If you don’t like to think of yourself as a bigot, then you need to do something about that. A really good first step is to admit that being uncomfortable denouncing a crime as an anti-queer/anti-gay/anti-lesbian/anti-LGBT/anti-trans crime is a symptom of some level of prejudice. Which you need to let go of. Start calling this shooting what it was: a hate crime aimed at the LGBT community.

Victims killed in Pulse in Orlando this last weekend.
Victims killed in Pulse in Orlando June 6, 2016. (Click to embiggen) (Facebook/AP/Reuters/Rex)
Yes, 49 people were killed in Orlando that night. 49 queer Americans were gunned down. 49 queer people who just wanted to be out and happy and not have to hide who they were instead were murdered. 49 queer people were murdered by a man who was outraged at the idea of two men kissing in public. Remember them. Don’t erase their identities. Don’t erase their killer’s anti-gay hatred. Don’t ignore the toxic homophobia the pervades American society and fed the gunman’s hatred. Don’t help the killer erase us. Don’t.


Footnotes:

1. “Month’s mind” a practice in some traditions where family and friends gather about a month after someone’s death to celebrate that person’s life2.

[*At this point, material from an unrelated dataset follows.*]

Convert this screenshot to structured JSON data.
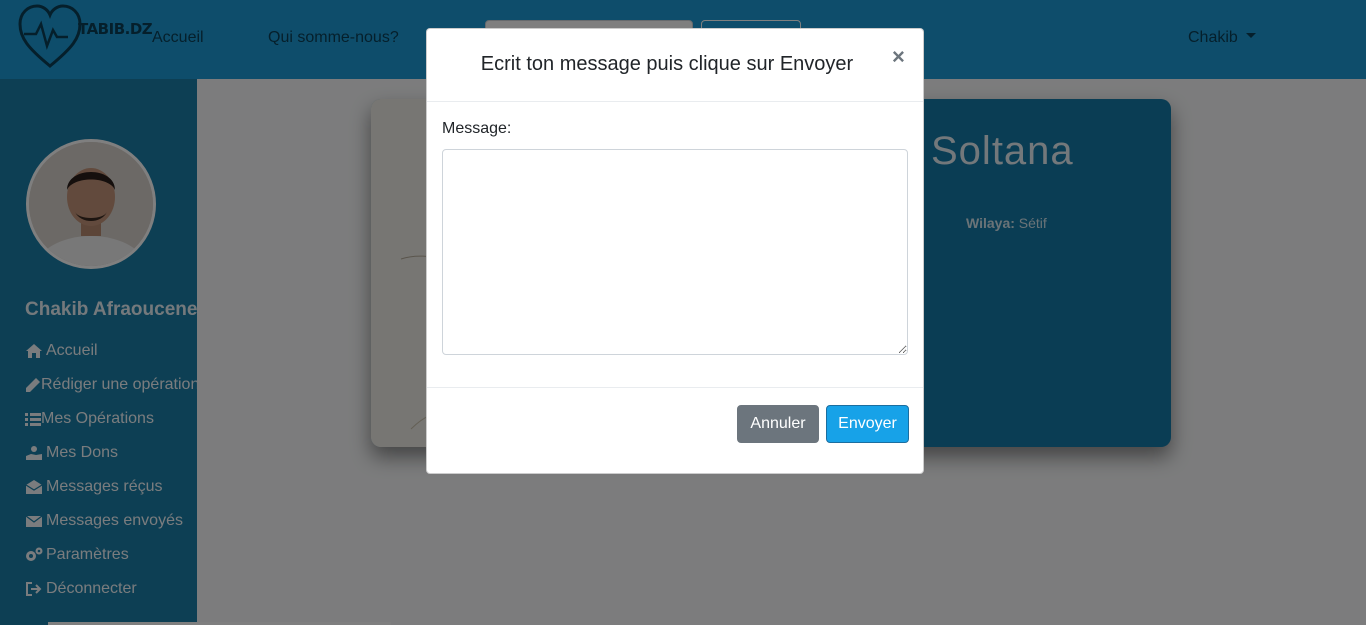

2. Yes, I’m pedantic enough that I don’t like using the word “anniversary” to refer to periods of time of less than a year. I know people have been doing it verbally since at least the 1960s, and in writing since the 1980s, and I’m not normally a staunch prescriptionist regarding dictionary definitions, but this one still bugs me a little. Most of the terms that have been proposed to substitute (mensiversary, lunaversay, and uncianniversary) for this monthly commemorations strike me as silly. But knowing that there is an older, if obscure liturgical term, that I can pronounce it easily, I’m going to give it a try.